Le Brouillon




Synopsis

Dans un monde où la Méditerranée est morte, où les grands lacs ont disparu, où l’espérance de vie se réduit à peau de chagrin, où les maladies sont légion et où l’on a une chance sur cent d’avoir un enfant sans malformation ou maladie chronique, la vie de quelques personnes va être chamboulée, surtout depuis que la firme Bamberley a envoyé en Afrique des vivres empoisonnés provoquant la folie...
Austin Train avait prévu que le monde tournerait mal, que la pollution et la destruction de l’environnement causerait de graves problèmes, mais personne ne l’a écouté...


Critique

Autre volet de sa suite d’avenirs à éviter, Brunner traite ici des problèmes écologiques (et des problèmes sociaux en découlant) poussés à l’extrême : eau potable un jour sur trois, nourriture "bio" hors de prix, tremblements de terre à répétition, soleil disparu derrière les nuages depuis longtemps (et non réapparu depuis), mers empoisonnées et polluées, air respirable avec masque uniquement, maladies en pagaille...

Les trainites, écolos enragés et extrémistes, se réclamant d’Austin Train, et allant même plus loin, fustigent les firmes continuant à faire du profit sur le dos de l’Afrique (mais envoyant tout de même des vivres dans le tiers-monde pour s’acheter une respectabilité), tandis que les épidémies se suivent et ne se ressemblent pas : brucellose, typhus, entérite, syphilis... Si l’on y ajoute la loi martiale, les attentats au napalm, Brunner dépeint un univers où l’on ne voudrait surtout pas tomber par hasard.
Chaque page ou presque décrit une catastrophe, individuelle ou collective, vision extrêmement pessimiste et sans issue.

Il souligne le problème toujours d’actualité des produits chimiques, de leur sur-représentation dans l’environnement au sens global (y compris et surtout dans l’industrie agro-alimentaire). On parle déjà également de nourriture bio, comme quoi ce n’est pas d’aujourd’hui... Le livre datant de 1972...


Le titre n’est pas anodin : le thème du "moutonnage", ou comment le peuple a la mémoire courte concernant ses dirigeants, est clair et limpide, surtout à la fin du roman ; à son habitude, avec un style incisif et percutant, l’auteur nous inflige quelques claques au passage, comme si la réalité décrite n’était pas assez foudroyante.

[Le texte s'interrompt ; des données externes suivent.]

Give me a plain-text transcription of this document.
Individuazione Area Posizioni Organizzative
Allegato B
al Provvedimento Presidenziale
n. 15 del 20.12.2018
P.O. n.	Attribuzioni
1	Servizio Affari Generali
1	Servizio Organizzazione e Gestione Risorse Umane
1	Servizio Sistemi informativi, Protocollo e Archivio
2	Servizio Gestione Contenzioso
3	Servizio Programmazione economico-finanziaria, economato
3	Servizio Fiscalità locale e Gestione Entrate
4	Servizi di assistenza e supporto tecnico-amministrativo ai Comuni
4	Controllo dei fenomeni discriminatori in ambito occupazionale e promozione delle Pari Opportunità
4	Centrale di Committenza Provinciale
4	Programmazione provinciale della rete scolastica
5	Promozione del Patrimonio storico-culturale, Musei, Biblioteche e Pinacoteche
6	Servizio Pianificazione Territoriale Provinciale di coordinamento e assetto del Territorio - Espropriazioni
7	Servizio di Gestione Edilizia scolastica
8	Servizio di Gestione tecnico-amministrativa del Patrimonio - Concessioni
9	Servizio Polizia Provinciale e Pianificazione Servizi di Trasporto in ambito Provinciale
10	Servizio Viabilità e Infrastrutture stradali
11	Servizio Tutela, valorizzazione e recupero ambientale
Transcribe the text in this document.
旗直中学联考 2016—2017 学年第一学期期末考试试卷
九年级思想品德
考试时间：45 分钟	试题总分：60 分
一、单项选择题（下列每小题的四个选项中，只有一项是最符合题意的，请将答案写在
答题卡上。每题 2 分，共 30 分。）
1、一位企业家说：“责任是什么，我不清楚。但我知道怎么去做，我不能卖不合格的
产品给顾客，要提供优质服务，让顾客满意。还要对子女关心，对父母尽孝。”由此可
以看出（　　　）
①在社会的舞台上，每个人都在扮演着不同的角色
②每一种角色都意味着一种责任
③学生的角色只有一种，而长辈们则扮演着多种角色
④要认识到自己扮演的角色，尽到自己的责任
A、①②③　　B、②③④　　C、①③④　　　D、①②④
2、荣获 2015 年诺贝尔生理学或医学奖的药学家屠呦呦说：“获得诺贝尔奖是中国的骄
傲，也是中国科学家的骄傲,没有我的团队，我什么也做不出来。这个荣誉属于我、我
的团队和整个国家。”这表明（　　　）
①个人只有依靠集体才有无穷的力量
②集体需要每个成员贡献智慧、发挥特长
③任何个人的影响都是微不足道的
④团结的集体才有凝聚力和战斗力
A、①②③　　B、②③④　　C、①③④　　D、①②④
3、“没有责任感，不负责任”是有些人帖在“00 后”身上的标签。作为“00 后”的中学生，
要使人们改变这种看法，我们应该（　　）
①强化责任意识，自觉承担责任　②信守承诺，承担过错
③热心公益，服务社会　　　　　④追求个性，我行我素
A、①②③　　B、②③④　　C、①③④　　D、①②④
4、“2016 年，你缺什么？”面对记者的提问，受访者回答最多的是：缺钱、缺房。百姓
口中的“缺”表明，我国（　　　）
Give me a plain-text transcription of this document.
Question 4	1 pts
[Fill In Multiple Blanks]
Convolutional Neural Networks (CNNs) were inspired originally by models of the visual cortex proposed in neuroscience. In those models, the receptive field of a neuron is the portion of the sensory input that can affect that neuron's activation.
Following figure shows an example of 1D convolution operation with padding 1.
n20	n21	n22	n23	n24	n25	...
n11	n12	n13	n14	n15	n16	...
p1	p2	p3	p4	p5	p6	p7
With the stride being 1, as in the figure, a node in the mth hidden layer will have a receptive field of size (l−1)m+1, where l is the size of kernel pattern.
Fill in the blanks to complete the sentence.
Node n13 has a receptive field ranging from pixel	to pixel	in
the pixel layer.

Brunner ne donne ici aucune solution, aucune idée miracle pour éviter ce futur possible, aucune issue au problème écologique qui se dessine, ayant atteint dans le roman son paroxysme. Il fait uniquement un constat, et nous incitent à réaliser que certaines actions mènent à un avenir qu’il vaudrait mieux éviter...



Extrait

« Mais » - le harcela-t-elle – « qu’est-ce que vous avez fait aux gens qui s’intitulent les trainites et qui tuent, détruisent et de manière générale se comportent comme ce que vous appelez une armée, une horde de fous furieux ?
- Rien du tout. Je ne suis pas plus responsable de leurs actions que Jésus ne l’était du comportement des Chrétiens, sur qui saint Paul de Tarse projetait ses propres névroses. »
A ajouter à la liste des personnes offensées : les Eglises. Et ce n’est pas fini, sans doute !
« Ainsi, vous désapprouvez leurs actions de terrorisme ?
- Je désapprouve la situation qui a poussé des gens à de tels actes désespérés. Il existe, cependant, ce que l’on appelle la colère légitime.
- Vous pensez que leur colère est légitime, alors que tout ce l’on peut voir derrière elle c’est l’anarchie, le nihilisme, un univers où la main de chaque homme se lève contre son frère ?
- Pas contre son frère. L’homme qui a été intoxiqué par les additifs qu’Universal Mills met dans ses aliments sait très bien qui est son frère – un étranger, crevant de faim en Afrique parce qu’une guerre stupide a détruit son champ de maïs. Le frère de l’homme qui doit dépenser la moitié de ce qu’il gagne pour faire soigner son enfant malformé à la naissance est le paysan du Laos dont la femme est morte en expulsant un fœtus en faisceau. Non, certainement pas contre son frère. Contre les ennemis de son espèce. Qu’ils se trouvent être également humains – eh bien, c’est regrettable. Est-ce qu’une cellule cancéreuse dans votre foie ou dans vos poumons est pour autant la bienvenue sous prétexte qu’elle a été fabriquée par votre propre organisme ? »


Le Troupeau aveugle, John Brunner- éditions Livre de Poche SF, page 429.


Le plus : une écriture toujours incisive, voire cynique.

Le moins
: une trame de fond moins travaillée que Tous à Zanzibar ;moins entraînant.